Keramaian lalu berakhir. Sepi kembali bertandang tanpa diundang. Kasak-kusuk kini beralih ke lemari biru Susan. Lemari dua pintu dari kayu nomor satu berwarna biru. Pintu pertama terdiri dari tiga rak yang diisi dengan pakaian sehari-hari Susan, sedangkan pinti kadua, didiami oleh koleksi-koleksi pilihan Susan. Mereka bergantungan dengan bantuan hanger. Dari sanalah kini keramaian tercipta.

“Tuh, kalian denger nggak ucapan Susan tadi? Dia marah besar,”ujar babydoll merah jambu yang biasa dipanggil Pinky.

“Iya, denger.

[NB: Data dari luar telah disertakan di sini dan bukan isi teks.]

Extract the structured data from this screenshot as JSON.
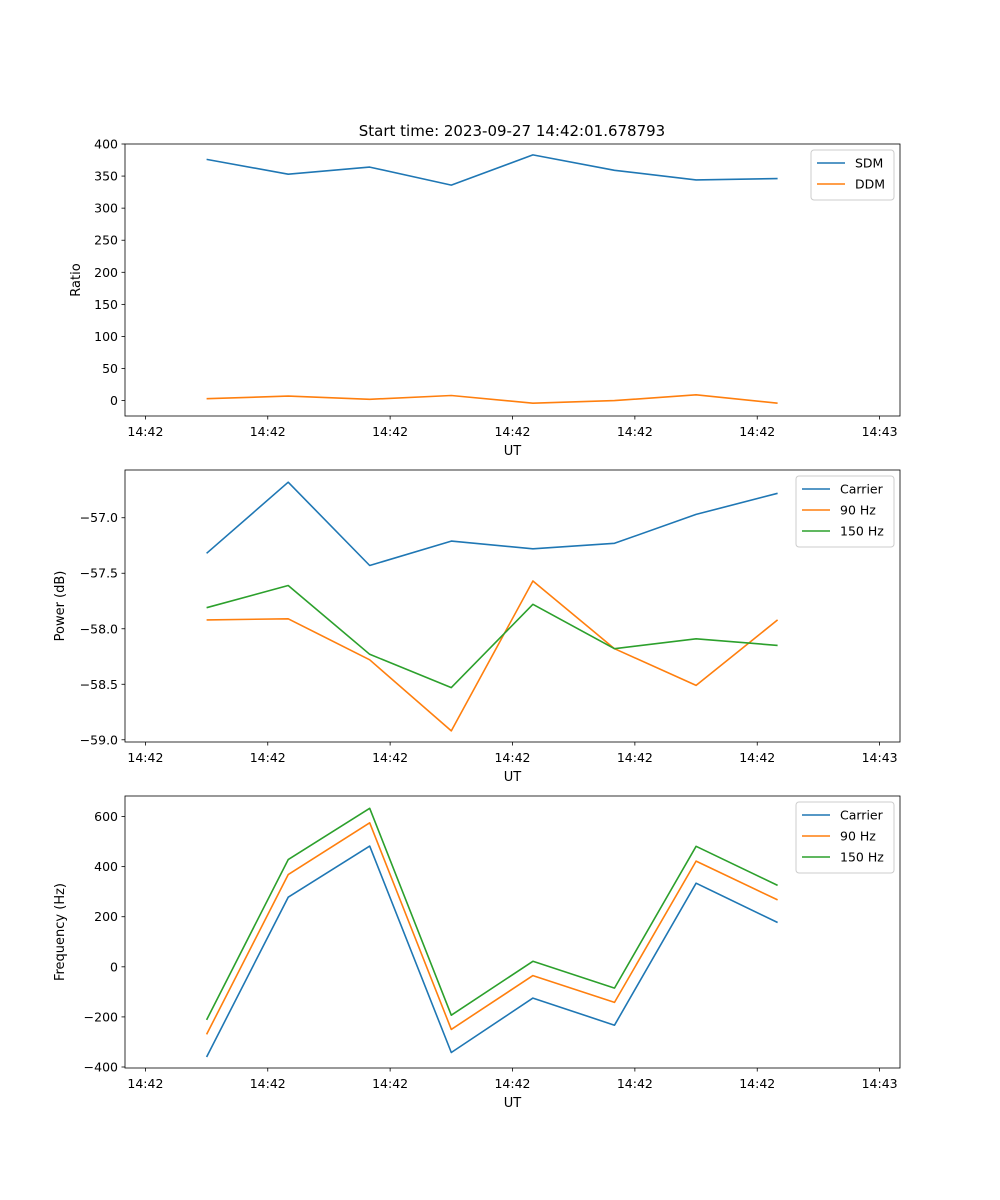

Nah, sekarang yang jadi pertanyaan… siapa pelaku kejahatan itu? Kalau menurut analisaku, tidak ada satu pun penghuni rumah ini yang memiliki motif untuk melenyapkan Boni. Bi Suti, kecil kemungkinannya. Dia sudah lama bekerja di sini. Mami juga rasanya tak pantas untuk dicurigai. Masa sih, tega-teganya ngerusak barang anak sendiri. Papi apalagi. Sedangkan Parto dan Udin, apa urusannya. Parto sibuk nyupir, Udin selalu di kebun. Siapa lagi coba yang bisa jadi tertuduh?” Nyet-nyet, kaos abu-abu yang berganbar monyet mengurai analisanya.

“Kalau anak kecil itu, gimana?” Pinky bersuara lagi, “dia juga punya peluang meskipun masih kecil.”

Nyet-nyet berpikir sebentar,”Rasanya, kok mustahil dia bisa melakukan hal seperti itu. Dia baru dua hari berada di sini. Gadis kecil itu kalau nggak salah… namanya Dita. Ia dititipkan sementara di sini akrena keluarganya baru terkena musibah.

“Musibah?! Musibah apaan?!”

“Mana kutahu?! Banjir, kali!”

“Eh, ssst …ssst …ada yang datang!” Twingkel si Gaun Asimetris memperingatkan.

Benar saja, sesorang membuka pitu dan menuju lemari biru. Ternyata, …Susan! Ia meraih kaos ketat belang hitam putih. Sebagai padanannya, Susan memilih jins warna hitam.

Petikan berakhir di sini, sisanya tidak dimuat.